Astronaut lands on Mount Snow
DEERFIELD VALLEY — Dr. Rick Linnehan compares space suits to medieval armor.
"You've got a big fish bowl over your head and you're wearing roller skates to move around, you've got boxing gloves on, you've got a pair of lobster tongs and they're telling you to go out and change your spark plugs in the dark," the astronaut said to laughs during a presentation called "Adapting to Challenges: What We Learn from Space Exploration" at the Old School Community Center in Wilmington on Saturday.
Linnehan traveled last week from Houston where he lives to meet with Adaptive Sports at Mount Snow in West Dover, a volunteer nonprofit helping individuals with disabilities develop skills while skiing, snowboarding and more.
"Dr. Linnehan has challenged himself and defied the odds and pushed existing boundaries to achieve greatness in many aspects of his life. He is inspirational and relatable to our adaptive skiers, riders and volunteers," Pam Greene, executive director of Adaptive Sports at Mount Snow, said in a statement. "During his time with our students and volunteers, we expect he will be able to empathize with the challenges and adaptations we make for our students so they can participate in skiing, snowboarding and other sports."
Linnehan said he has wanted to visit Adaptive Sports for years. He called it "a great cause."
For Linnehan, training has been the biggest challenge of his career as an astronaut. He estimated preparing for each mission takes about a year to a year and half.
"If 10 percent of the time something went the way it was supposed to go, you were lucky," he said. "Because nothing went the way it was supposed to go.

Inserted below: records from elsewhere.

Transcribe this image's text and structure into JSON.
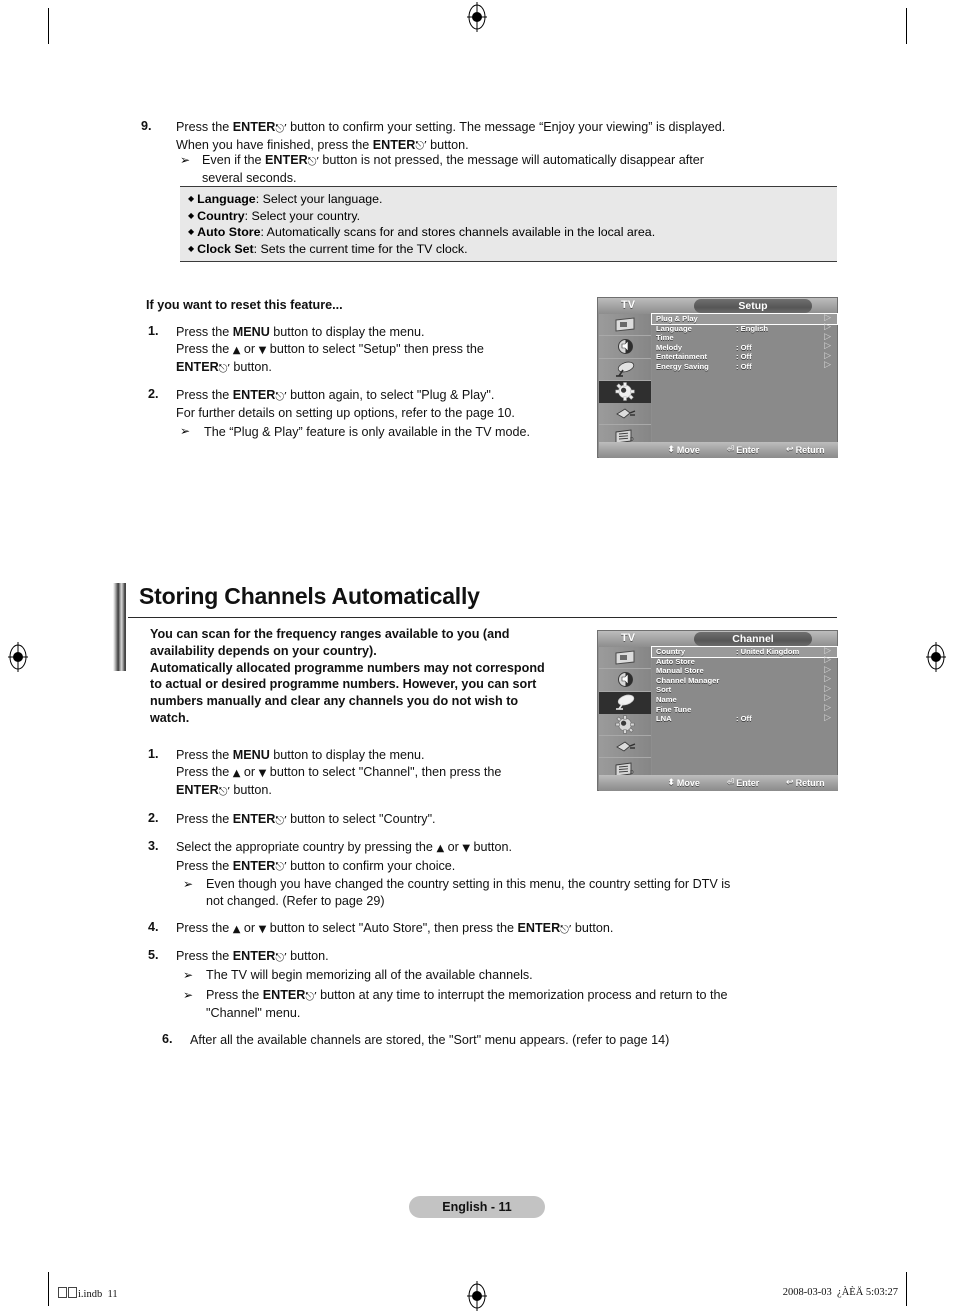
{
  "document": {
    "page_badge": "English - 11",
    "footer_left_file": "i.indb",
    "footer_left_page": "11",
    "footer_right_date": "2008-03-03",
    "footer_right_time": "¿ÀÈÄ 5:03:27"
  },
  "step9": {
    "num": "9.",
    "line1_a": "Press the ",
    "line1_enter": "ENTER",
    "line1_b": " button to confirm your setting. The message “Enjoy your viewing” is displayed.",
    "line2_a": "When you have finished, press the ",
    "line2_enter": "ENTER",
    "line2_b": " button.",
    "note_a": "Even if the ",
    "note_enter": "ENTER",
    "note_b": " button is not pressed, the message will automatically disappear after",
    "note_c": "several seconds."
  },
  "callout": {
    "items": [
      {
        "term": "Language",
        "desc": ": Select your language."
      },
      {
        "term": "Country",
        "desc": ": Select your country."
      },
      {
        "term": "Auto Store",
        "desc": ": Automatically scans for and stores channels available in the local area."
      },
      {
        "term": "Clock Set",
        "desc": ": Sets the current time for the TV clock."
      }
    ]
  },
  "reset_section": {
    "heading": "If you want to reset this feature...",
    "step1": {
      "num": "1.",
      "l1_a": "Press the ",
      "l1_b": "MENU",
      "l1_c": " button to display the menu.",
      "l2_a": "Press the ",
      "l2_up": "▲",
      "l2_or": " or ",
      "l2_down": "▼",
      "l2_b": " button to select \"Setup\" then press the",
      "l3_enter": "ENTER",
      "l3_b": " button."
    },
    "step2": {
      "num": "2.",
      "l1_a": "Press the ",
      "l1_enter": "ENTER",
      "l1_b": " button again, to select \"Plug & Play\".",
      "l2": "For further details on setting up options, refer to the page 10.",
      "note": "The “Plug & Play” feature is only available in the TV mode."
    }
  },
  "osd_setup": {
    "tv_label": "TV",
    "title": "Setup",
    "rows": [
      {
        "label": "Plug & Play",
        "value": "",
        "arrow": "▷",
        "highlighted": true
      },
      {
        "label": "Language",
        "value": ": English",
        "arrow": "▷",
        "highlighted": false
      },
      {
        "label": "Time",
        "value": "",
        "arrow": "▷",
        "highlighted": false
      },
      {
        "label": "Melody",
        "value": ": Off",
        "arrow": "▷",
        "highlighted": false
      },
      {
        "label": "Entertainment",
        "value": ": Off",
        "arrow": "▷",
        "highlighted": false
      },
      {
        "label": "Energy Saving",
        "value": ": Off",
        "arrow": "▷",
        "highlighted": false
      }
    ],
    "icons": [
      {
        "name": "picture-icon",
        "selected": false
      },
      {
        "name": "sound-icon",
        "selected": false
      },
      {
        "name": "channel-satellite-icon",
        "selected": false
      },
      {
        "name": "setup-gear-icon",
        "selected": true
      },
      {
        "name": "input-plug-icon",
        "selected": false
      },
      {
        "name": "application-list-icon",
        "selected": false
      }
    ],
    "hints": [
      {
        "glyph": "⬍",
        "label": "Move"
      },
      {
        "glyph": "⏎",
        "label": "Enter"
      },
      {
        "glyph": "↩",
        "label": "Return"
      }
    ]
  },
  "osd_channel": {
    "tv_label": "TV",
    "title": "Channel",
    "rows": [
      {
        "label": "Country",
        "value": ": United Kingdom",
        "arrow": "▷",
        "highlighted": true
      },
      {
        "label": "Auto Store",
        "value": "",
        "arrow": "▷",
        "highlighted": false
      },
      {
        "label": "Manual Store",
        "value": "",
        "arrow": "▷",
        "highlighted": false
      },
      {
        "label": "Channel Manager",
        "value": "",
        "arrow": "▷",
        "highlighted": false
      },
      {
        "label": "Sort",
        "value": "",
        "arrow": "▷",
        "highlighted": false
      },
      {
        "label": "Name",
        "value": "",
        "arrow": "▷",
        "highlighted": false
      },
      {
        "label": "Fine Tune",
        "value": "",
        "arrow": "▷",
        "highlighted": false
      },
      {
        "label": "LNA",
        "value": ": Off",
        "arrow": "▷",
        "highlighted": false
      }
    ],
    "icons": [
      {
        "name": "picture-icon",
        "selected": false
      },
      {
        "name": "sound-icon",
        "selected": false
      },
      {
        "name": "channel-satellite-icon",
        "selected": true
      },
      {
        "name": "setup-gear-icon",
        "selected": false
      },
      {
        "name": "input-plug-icon",
        "selected": false
      },
      {
        "name": "application-list-icon",
        "selected": false
      }
    ],
    "hints": [
      {
        "glyph": "⬍",
        "label": "Move"
      },
      {
        "glyph": "⏎",
        "label": "Enter"
      },
      {
        "glyph": "↩",
        "label": "Return"
      }
    ]
  },
  "storing": {
    "title": "Storing Channels Automatically",
    "intro_l1": "You can scan for the frequency ranges available to you (and",
    "intro_l2": "availability depends on your country).",
    "intro_l3": "Automatically allocated programme numbers may not correspond",
    "intro_l4": "to actual or desired programme numbers. However, you can sort",
    "intro_l5": "numbers manually and clear any channels you do not wish to",
    "intro_l6": "watch.",
    "step1": {
      "num": "1.",
      "l1_a": "Press the ",
      "l1_b": "MENU",
      "l1_c": " button to display the menu.",
      "l2_a": "Press the ",
      "l2_b": " button to select \"Channel\", then press the",
      "l3_enter": "ENTER",
      "l3_b": " button."
    },
    "step2": {
      "num": "2.",
      "l1_a": "Press the ",
      "l1_enter": "ENTER",
      "l1_b": " button to select \"Country\"."
    },
    "step3": {
      "num": "3.",
      "l1_a": "Select the appropriate country by pressing the ",
      "l1_b": " button.",
      "l2_a": "Press the ",
      "l2_enter": "ENTER",
      "l2_b": " button to confirm your choice.",
      "note_a": "Even though you have changed the country setting in this menu, the country setting for DTV is",
      "note_b": "not changed. (Refer to page 29)"
    },
    "step4": {
      "num": "4.",
      "l1_a": "Press the ",
      "l1_b": " button to select \"Auto Store\", then press the ",
      "l1_enter": "ENTER",
      "l1_c": " button."
    },
    "step5": {
      "num": "5.",
      "l1_a": "Press the ",
      "l1_enter": "ENTER",
      "l1_b": " button.",
      "note1": "The TV will begin memorizing all of the available channels.",
      "note2_a": "Press the ",
      "note2_enter": "ENTER",
      "note2_b": " button at any time to interrupt the memorization process and return to the",
      "note2_c": "\"Channel\" menu."
    },
    "step6": {
      "num": "6.",
      "l1": "After all the available channels are stored, the \"Sort\" menu appears. (refer to page 14)"
    }
  },
  "glyphs": {
    "enter": "⏎",
    "arrow_up": "▲",
    "arrow_down": "▼",
    "note_arrow": "➢",
    "diamond": "◆"
  }
}
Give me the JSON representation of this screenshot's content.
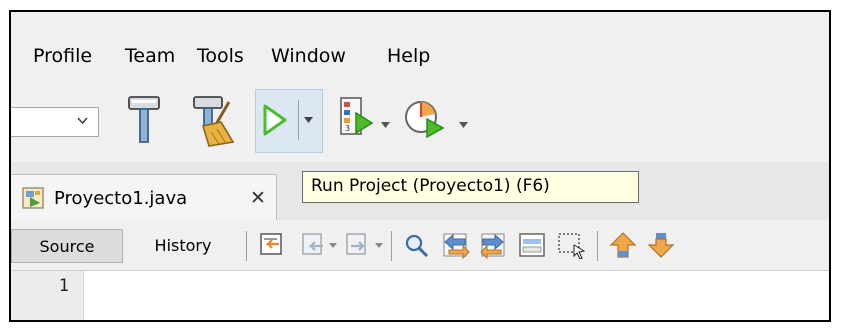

So the training came in super helpful."
Before joining the National Aeronautics and Space Administration, Linnehan went to veterinary school. He said the first astronauts were not humans but rodents, chimpanzees and monkeys.
During his 27 years as an astronaut, Linnehan spent 58 days in space and logged more than 42 hours of space walks, according to a news release.
His last mission, STS-123, occurred in 2008. He served as one of the mission specialists. He helped add components to the International Space Station including a robotics system called Dextre.
Sleeping in space, Linnehan said, is "not easy." He shared photographs of astronauts wearing light shields over their eyes and ear plugs while their bodies were strapped down. He said a lot of sleep medications are taken during the first few nights in space.
By his count, astronauts spend about 16 to 17 hours a day working on different projects.
"You're exhausted by the end of the mission," he said.
His hope is that Mars will someday by colonized by humans on Earth. He said the planet is two-thirds the size of ours and likely would require living in shelters underground to protect from radiation.
Linnehan believes there will be a lot of astronauts to come, with billionaires now bringing forward their own space ambitions.
"With what's happening now with SpaceX and Blue Origin," he said referring respectively to projects from Elon Musk and Jeff Bezos, "they're going to be the ones I think who lead that charge to get to the moon and maybe colonize Mars."
He said he would not be surprised if people were living on Mars in 50 years.
Linnehan called it "a huge mistake" to retire the Space Shuttle in 2010.
"Sorry President Bush," he said, referring to George W. Bush. "Because you know once you give away capability like that, you're not going to get it back and we haven't gotten it back. So we're paying the Russians now anywhere from $80 million to $100 million for a seat to get up to our own space station that we built and paid for, and we pay the Russians for the vehicles on top of paying for the seats."
Linnehan said politics tend to change from presidential administration to administration, which makes it difficult to plan for the long term as required for space projects. He sees NASA having more of a think tank role in the future, helping to identify the right people for jobs.
During a lunch at the Grand Summit Hotel at the ski resort Saturday afternoon, Linnehan suggested aspiring astronauts study different kinds of sciences, conduct research and obtain advanced degrees.
"But do it because you love it and you're interested in it, and just apply when the time comes along," he said. "And it doesn't hurt, the way things are going, if you have a private pilot's license or you jump out of airplanes or you're a scuba diver or you're a mountain climber. It helps to be involved in outside, kind of weird activities. All that means is be a well-rounded person. I mean I'm a nerd. Be a nerd but be a well-rounded person."